The Sarawak Government’s aspirations for the agricultural sector in Sarawak is not just to transform the State into a net food exporter by 2030, but also to be a sustainable and technology-based sector in order to ensure food security and generate income for the farming community.
To achieve these ambitions within 10 years (2021 to 2030), the Government through the Department of Agriculture (DOA) Sarawak has been exploring and utilising the latest technology to modernise the State’s agriculture.
Among many other initiatives, the department has been adapting the use of smart farming technology and Internet of Things (IoTs); incorporating new methods of farming such as fertigation and hydroponic; stepping up research and development (R&D) activities like the study of producing bio-compost from farm wastes; introducing a modernised method of farming lobsters (‘tanks on racks indoors’); and running a project on producing high quality rice seedlings.
The use of technology and prioritisation of R&D will enable Sarawak to meet the targeted outcomes and measures that are set to be achieved by 2030, as outlined under the agricultural sector of the Post COVID-19 Economic Recovery Strategic Plan drafted by the Ministry of Modernisation of Agriculture, Native Land and Regional Development Sarawak.
These outcomes and measures are to increase:
- Rice self-sufficiency level (SSL) from 51 percent to 70 percent;
- Trade balance from a deficit of RM3.9 billion to a surplus of RM2.0 billion;
- Monthly income of farming families from RM2,500 to RM6,000; and
- Contribution of the agricultural sector in Sarawak’s gross domestic product (GDP) from 13.5 percent to 20 percent.
Moving forward through the 12th Malaysia Plan and subsequent plans, the Government will continue to boost strategies and initiatives involving advanced technology and R&D.
Among them is prioritising the development of high-value crops that are suitable to be grown in Sarawak and can be exported, such as food crops (durian, pineapple, banana, coconut); commodities (oil palm, pepper, rubber, sago); fisheries (red tilapia, siakap, prawn); and food security (rice).
A more comprehensive strategy is increasing total agricultural production and productivity through initiatives that are vital in addressing the various challenges facing the agricultural sector in Sarawak. These initiatives include:
- Utilising high-yield varieties or breeds to replace low-yield ones, which can improve volume and yield of agricultural products that are presently low and inconsistent in quality.
- Introducing and promoting the adaptation of modern technology such as mechanisation and automation, as well as modern agriculture like smart farming, fertigation and hydroponic to attract more youths to be involved in agriculture and help boost the sector’s productivity and competitiveness.

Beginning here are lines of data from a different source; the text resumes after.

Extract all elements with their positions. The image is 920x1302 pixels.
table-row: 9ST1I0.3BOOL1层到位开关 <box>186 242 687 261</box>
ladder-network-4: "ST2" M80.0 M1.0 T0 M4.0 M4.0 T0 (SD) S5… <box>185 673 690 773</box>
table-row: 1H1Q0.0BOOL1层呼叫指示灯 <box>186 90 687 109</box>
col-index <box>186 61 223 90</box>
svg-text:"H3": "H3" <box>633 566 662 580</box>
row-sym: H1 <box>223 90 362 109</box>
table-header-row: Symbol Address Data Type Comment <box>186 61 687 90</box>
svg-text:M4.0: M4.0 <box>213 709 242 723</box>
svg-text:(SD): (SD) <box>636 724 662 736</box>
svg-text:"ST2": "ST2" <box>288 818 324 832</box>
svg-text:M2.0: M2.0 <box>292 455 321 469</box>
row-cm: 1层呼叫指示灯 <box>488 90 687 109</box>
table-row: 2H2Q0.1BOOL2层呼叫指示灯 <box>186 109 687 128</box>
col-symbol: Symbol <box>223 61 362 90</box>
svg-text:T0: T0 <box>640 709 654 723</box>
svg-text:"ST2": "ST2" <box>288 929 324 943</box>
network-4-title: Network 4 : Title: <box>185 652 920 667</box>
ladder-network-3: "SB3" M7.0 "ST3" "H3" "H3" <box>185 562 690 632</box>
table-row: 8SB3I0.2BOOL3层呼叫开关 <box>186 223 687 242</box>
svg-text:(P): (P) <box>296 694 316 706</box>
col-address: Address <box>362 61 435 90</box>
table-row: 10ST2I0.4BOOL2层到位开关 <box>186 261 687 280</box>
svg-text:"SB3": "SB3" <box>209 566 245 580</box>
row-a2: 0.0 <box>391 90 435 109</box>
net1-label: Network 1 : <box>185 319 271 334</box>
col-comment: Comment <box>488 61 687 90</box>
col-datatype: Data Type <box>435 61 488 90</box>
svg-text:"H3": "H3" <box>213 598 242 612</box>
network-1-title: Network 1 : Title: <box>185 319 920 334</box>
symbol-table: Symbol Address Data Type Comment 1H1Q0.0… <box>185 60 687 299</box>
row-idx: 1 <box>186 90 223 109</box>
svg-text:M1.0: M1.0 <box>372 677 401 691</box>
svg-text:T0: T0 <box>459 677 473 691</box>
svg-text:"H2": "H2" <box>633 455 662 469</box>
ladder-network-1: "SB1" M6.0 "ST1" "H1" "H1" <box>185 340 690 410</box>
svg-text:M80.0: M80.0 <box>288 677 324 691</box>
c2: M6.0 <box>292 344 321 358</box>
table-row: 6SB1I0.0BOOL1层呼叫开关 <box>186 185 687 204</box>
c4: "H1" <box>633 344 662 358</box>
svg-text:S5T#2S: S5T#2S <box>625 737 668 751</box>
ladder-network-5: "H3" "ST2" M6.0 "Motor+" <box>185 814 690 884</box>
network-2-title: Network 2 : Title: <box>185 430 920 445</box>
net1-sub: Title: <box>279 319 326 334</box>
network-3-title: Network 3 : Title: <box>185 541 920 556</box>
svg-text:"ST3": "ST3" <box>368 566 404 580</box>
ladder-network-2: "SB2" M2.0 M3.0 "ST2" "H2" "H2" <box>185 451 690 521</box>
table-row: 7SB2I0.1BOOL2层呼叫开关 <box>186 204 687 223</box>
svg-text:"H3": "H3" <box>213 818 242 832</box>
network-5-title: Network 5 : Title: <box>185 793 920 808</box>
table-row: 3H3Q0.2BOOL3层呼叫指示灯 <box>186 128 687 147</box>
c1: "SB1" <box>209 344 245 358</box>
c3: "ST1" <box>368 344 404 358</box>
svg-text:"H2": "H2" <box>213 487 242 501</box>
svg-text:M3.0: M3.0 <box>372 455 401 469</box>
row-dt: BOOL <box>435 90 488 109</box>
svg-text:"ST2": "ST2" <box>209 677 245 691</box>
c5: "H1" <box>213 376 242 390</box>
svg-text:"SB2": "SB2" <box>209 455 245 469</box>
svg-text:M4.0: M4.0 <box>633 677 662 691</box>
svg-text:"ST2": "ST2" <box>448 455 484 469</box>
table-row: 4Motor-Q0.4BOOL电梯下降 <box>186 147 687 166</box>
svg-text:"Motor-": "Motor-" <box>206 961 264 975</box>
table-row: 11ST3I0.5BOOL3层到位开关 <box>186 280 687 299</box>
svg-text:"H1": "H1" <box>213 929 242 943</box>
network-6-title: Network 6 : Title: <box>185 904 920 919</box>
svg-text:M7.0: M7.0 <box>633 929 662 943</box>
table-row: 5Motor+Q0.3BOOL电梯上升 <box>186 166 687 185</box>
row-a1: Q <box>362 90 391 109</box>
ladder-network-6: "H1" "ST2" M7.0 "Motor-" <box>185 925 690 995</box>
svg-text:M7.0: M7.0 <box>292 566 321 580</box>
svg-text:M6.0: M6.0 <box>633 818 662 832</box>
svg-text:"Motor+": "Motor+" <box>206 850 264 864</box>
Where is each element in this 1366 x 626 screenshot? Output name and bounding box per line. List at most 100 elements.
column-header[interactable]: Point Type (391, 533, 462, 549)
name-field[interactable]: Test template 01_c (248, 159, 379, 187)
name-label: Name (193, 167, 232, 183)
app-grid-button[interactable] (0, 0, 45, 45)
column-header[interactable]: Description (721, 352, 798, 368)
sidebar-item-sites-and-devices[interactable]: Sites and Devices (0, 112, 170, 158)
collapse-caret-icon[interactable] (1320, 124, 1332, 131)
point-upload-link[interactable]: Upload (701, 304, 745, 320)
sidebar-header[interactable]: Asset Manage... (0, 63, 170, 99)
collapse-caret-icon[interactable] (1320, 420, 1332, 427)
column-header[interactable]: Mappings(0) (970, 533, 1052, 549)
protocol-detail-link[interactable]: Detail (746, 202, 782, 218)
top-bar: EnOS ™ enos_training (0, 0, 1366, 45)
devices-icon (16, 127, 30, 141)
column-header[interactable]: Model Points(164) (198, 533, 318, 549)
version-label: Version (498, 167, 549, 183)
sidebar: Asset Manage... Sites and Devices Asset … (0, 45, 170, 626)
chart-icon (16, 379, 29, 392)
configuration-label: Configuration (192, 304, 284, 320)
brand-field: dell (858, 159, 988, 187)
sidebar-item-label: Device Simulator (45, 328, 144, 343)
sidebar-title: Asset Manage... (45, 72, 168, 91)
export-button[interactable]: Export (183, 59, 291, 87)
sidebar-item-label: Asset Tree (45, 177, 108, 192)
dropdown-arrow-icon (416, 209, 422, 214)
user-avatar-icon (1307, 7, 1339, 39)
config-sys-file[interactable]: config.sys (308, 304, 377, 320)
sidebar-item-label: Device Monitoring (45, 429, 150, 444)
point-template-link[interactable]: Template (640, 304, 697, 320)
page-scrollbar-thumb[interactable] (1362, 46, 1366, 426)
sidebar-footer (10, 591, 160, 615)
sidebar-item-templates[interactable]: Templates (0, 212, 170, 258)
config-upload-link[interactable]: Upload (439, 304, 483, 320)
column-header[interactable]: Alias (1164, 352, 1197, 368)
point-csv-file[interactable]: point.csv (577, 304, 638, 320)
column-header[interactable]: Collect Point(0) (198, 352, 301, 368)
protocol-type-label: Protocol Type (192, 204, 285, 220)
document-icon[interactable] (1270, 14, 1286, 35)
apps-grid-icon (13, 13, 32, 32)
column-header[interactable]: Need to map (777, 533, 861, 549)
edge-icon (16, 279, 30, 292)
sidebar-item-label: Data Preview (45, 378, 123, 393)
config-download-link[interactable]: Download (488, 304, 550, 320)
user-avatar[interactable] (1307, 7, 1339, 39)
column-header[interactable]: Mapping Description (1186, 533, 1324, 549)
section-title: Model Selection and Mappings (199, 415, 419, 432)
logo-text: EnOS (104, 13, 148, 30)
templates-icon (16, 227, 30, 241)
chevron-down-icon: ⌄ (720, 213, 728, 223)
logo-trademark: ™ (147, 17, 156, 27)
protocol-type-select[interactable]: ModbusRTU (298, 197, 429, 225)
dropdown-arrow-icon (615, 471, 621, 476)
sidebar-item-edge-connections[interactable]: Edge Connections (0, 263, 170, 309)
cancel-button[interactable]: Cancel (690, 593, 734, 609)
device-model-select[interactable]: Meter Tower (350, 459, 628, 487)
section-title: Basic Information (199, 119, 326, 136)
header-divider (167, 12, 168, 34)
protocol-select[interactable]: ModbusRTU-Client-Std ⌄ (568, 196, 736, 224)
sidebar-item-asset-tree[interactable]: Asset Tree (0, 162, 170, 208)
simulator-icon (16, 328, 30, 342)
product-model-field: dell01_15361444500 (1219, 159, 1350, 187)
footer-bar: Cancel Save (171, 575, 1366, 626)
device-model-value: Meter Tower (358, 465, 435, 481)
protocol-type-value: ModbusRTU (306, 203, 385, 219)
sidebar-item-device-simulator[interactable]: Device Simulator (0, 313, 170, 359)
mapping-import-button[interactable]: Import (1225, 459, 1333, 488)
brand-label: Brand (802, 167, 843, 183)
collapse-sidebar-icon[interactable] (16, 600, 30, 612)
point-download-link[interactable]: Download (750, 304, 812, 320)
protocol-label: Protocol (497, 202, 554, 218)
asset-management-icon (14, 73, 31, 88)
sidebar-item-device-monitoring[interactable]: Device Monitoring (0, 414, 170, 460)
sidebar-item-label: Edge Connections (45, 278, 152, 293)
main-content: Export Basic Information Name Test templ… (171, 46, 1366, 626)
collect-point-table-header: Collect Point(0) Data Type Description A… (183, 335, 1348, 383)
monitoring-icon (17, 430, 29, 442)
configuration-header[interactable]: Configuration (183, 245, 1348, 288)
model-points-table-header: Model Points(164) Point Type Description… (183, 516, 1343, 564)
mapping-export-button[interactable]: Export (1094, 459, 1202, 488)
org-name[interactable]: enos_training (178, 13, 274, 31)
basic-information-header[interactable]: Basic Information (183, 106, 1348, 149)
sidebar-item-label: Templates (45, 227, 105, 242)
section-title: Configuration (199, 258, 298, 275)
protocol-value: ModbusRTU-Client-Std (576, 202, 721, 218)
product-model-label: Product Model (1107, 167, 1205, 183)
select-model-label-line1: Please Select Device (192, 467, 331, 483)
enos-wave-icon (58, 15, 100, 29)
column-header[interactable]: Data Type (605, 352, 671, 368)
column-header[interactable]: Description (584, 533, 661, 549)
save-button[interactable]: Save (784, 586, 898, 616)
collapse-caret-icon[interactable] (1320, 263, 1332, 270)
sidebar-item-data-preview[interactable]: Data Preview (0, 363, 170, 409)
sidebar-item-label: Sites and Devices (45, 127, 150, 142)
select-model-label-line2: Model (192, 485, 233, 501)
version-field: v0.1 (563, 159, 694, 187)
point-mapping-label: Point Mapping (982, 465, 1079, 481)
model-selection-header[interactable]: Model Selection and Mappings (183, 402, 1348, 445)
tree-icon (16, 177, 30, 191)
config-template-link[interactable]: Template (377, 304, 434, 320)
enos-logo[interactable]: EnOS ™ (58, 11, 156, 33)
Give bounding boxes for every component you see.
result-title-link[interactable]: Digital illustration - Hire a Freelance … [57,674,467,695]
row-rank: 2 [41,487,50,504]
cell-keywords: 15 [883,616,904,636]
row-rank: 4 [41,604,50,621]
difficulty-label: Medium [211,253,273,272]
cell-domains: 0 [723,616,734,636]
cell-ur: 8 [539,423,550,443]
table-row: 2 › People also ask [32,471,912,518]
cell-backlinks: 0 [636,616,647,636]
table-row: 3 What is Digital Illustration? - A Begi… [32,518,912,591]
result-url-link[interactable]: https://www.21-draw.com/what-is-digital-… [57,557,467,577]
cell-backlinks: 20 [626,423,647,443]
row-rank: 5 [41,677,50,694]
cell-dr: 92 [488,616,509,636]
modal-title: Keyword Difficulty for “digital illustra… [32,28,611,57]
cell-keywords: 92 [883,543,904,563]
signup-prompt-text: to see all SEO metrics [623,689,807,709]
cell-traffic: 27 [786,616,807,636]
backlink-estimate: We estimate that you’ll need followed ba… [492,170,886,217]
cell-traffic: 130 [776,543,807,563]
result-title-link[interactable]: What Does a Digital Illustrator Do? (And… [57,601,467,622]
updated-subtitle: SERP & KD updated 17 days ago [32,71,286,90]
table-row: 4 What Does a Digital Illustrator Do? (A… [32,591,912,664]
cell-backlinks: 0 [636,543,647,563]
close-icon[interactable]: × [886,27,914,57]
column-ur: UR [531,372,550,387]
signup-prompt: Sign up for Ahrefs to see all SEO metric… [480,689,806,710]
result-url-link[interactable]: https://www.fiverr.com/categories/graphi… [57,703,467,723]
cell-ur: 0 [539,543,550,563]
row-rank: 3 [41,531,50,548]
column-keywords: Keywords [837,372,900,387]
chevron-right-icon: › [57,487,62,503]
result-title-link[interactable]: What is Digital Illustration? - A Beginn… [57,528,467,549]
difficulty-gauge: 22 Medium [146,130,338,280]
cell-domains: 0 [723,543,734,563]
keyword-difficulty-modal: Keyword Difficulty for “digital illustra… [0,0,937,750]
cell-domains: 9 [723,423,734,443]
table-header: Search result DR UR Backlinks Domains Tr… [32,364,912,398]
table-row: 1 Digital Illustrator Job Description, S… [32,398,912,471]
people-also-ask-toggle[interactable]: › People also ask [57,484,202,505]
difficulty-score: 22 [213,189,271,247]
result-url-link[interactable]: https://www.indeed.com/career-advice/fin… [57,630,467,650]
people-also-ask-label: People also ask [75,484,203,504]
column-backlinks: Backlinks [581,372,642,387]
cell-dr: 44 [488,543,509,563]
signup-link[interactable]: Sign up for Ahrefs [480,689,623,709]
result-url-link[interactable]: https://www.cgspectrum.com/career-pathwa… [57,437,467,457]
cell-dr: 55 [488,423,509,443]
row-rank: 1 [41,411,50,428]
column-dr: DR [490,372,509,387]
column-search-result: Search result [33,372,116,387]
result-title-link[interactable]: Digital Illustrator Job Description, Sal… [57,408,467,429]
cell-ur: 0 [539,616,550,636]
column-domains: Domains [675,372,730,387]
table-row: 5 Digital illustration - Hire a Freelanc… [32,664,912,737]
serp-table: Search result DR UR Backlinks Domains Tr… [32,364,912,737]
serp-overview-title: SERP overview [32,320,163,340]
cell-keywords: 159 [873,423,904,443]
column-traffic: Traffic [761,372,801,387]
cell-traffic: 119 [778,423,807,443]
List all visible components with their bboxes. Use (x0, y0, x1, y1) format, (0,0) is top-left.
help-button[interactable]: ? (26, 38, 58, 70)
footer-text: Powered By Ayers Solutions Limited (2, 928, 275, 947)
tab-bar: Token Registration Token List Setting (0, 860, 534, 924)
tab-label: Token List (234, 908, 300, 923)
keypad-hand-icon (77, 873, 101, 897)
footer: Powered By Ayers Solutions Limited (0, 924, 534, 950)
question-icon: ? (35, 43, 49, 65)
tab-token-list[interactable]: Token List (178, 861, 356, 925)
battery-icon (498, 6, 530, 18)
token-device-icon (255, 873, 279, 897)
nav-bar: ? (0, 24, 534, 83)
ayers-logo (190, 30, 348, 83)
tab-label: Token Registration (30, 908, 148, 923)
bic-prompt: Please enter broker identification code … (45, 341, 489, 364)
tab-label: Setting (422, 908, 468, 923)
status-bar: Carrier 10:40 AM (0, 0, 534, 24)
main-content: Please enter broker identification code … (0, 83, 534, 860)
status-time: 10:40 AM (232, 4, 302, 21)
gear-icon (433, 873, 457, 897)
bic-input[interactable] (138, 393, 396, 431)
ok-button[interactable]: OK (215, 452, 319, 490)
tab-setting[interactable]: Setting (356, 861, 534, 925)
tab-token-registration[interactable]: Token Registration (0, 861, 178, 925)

- Enhancing human capital development that focuses on skills and technology via agricultural institutes and agricultural training and development to provide support systems and services not only for youths to be able to pursue agricultural-related careers, but also for the increasingly ageing farming community who can forgo conventional farming methods once they have the latest technical skills and knowledge and the capacity to upgrade their farms or orchards.
Initiatives that aim to boost private sector participation, including attracting investors and driving innovation in research and development (R&D) and high technology. In DOA Sarawak’s opinion, the private sector’s involvement is essential to achieve commercialisation and drive modern agriculture, especially companies that “possess the technology, capital, expertise and most importantly market access.”